When you do that, something changes. The flight, the pushing it away, the pressing it back somehow increases the difficulty. But examination will help us understand that this is the world,--clouds will sometime cover the sun. It will get cold, and uncomfortable or extremely hot. Experience them intimately. They are the qualities of being alive, as they are also the price tags for being human.
I’m not for a minute suggesting that this isn’t an extraordinary time in the short history of our life-span. History is filled with extraordinary times. The Black Death Yersinia pestis, wiped out 30 to 50 percent of Europe's population between 1347 and 1351. The death rate for Covid is around 3%. Try to imagine the extent and scale of the helplessness in that time. But suffering is not a competitive sport. Should your child get on a plane and come visit. Are you safe? If they want to bring a friend, are you safe? If someone drops over with someone you did not expect, are you safe These are not questions that most people have had to deal with for a century. And yet the Bird Flu, the Swine Flu, Ebola, have come and gone, and we might even say, “Warned us” that we are being hunted, had we been paying attention.
In their teens, children are preparing to leave their families and developing social groups which prepare them. Suddenly millions of kids are having that genetic proclivity truncated. They can’t go to school. They sit in front of the television and work at home, alone. They are not experiencing the critical socialization required for their healthy maturity. We don’t know the damage that that is going to do to them. But we can witness the suffering isolation is causing.
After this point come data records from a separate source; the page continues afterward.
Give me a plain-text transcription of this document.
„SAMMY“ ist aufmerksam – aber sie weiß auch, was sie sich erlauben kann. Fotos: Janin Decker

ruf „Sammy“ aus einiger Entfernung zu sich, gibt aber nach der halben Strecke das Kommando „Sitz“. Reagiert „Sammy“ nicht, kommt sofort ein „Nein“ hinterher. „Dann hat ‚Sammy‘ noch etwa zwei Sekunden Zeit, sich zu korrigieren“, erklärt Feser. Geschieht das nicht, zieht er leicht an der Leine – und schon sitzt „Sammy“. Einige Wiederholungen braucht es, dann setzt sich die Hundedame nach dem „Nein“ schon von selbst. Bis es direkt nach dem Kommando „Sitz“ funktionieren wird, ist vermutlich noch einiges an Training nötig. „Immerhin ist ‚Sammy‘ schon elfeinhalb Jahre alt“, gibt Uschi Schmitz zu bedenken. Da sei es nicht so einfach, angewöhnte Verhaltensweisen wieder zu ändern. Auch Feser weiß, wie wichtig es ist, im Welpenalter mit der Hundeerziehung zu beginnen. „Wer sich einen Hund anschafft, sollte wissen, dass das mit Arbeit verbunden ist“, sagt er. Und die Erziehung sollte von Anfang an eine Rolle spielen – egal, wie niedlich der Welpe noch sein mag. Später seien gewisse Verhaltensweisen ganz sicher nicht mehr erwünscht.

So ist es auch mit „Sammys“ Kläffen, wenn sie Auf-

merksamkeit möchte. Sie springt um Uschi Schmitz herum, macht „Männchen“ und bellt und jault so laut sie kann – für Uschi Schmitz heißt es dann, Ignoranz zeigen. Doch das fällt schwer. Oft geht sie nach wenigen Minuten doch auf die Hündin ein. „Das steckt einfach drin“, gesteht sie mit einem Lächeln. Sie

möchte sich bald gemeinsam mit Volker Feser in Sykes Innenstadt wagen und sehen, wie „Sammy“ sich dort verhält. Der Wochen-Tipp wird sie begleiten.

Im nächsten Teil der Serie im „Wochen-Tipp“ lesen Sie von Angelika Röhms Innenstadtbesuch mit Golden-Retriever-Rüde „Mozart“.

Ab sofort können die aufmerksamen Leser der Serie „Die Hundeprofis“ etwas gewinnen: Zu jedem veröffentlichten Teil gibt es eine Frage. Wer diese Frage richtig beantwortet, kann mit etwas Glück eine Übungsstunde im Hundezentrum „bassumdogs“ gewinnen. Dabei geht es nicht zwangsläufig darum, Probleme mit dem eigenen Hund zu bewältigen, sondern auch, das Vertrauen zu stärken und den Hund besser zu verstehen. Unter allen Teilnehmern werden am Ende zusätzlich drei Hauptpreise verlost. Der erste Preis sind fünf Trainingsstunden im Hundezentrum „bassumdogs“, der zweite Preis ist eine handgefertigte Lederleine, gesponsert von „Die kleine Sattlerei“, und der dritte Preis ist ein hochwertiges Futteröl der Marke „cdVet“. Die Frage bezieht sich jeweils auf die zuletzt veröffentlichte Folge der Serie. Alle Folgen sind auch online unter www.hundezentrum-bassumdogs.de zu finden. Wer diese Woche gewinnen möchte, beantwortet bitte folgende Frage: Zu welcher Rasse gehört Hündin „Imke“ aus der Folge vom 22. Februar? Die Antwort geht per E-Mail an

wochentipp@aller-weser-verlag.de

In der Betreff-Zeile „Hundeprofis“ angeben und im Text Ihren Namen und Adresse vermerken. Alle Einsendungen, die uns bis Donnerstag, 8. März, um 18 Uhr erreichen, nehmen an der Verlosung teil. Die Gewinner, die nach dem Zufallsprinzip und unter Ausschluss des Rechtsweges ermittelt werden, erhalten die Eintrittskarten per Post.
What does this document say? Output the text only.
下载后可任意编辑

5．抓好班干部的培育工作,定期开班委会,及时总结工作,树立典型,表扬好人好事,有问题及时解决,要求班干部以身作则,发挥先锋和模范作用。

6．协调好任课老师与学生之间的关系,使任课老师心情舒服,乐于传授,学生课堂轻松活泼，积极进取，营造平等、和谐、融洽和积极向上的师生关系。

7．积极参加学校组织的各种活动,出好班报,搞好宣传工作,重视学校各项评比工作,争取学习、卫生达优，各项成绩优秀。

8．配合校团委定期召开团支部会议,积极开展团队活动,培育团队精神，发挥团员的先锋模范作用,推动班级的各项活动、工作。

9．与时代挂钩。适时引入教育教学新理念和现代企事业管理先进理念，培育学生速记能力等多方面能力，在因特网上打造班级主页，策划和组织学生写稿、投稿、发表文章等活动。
Parents everywhere are trying to find compensationsfor them, trying to help.The whole family is in the same boat, and that might be o ne bright side expanding family intimacy. But that doesn’t mean that the shadow of what our children have lost is going to disappear.
This awareness of loss is a common denominator of humanity. COnsideering it deeply can make us even feel differently toward our enemies.. We’re all bound up in this moment together. When we pass one another on the street, remembering this, in some way affects our nervous systems. I remember once being in Vancouver and realizing that everyone I passed in the street, had voted to take care of one another if they fell sick. It’s the same in England and France and Portugal, Italy and Spain. In those countries, where the people’s taxes pay for Universal health care, we can look at one another and feel some sense of community even among strangers. We can regard anyone on the street and sense the commonalities between us; know that they too are facing illness and disease (loss) know that that loss is a human common denominator.. And, because that loss is actually our humanity, we can understand these other people on a really deep level.
Having done that, we need to broaden the perimeters of our inclusion and understand that it is not just people who are suffering, but millions of species as well, even the water and atmosphere as a consequence of our banishing them from our consideration.
To remember that the “I” of the observer is the “I” of the observed is to reawaken the Buddhas and Bodhisattvas of times past.. If we don’t know that we are killing and burying the Buddha.
The “I” of the talker is the “I” of the listener. If we don’t know that, we’re killing and burying the Buddha.
I think that is enough for today. I’m going to recite the Metta prayer.
May all beings be filled with lovingkindness.
May all beings be free from suffering.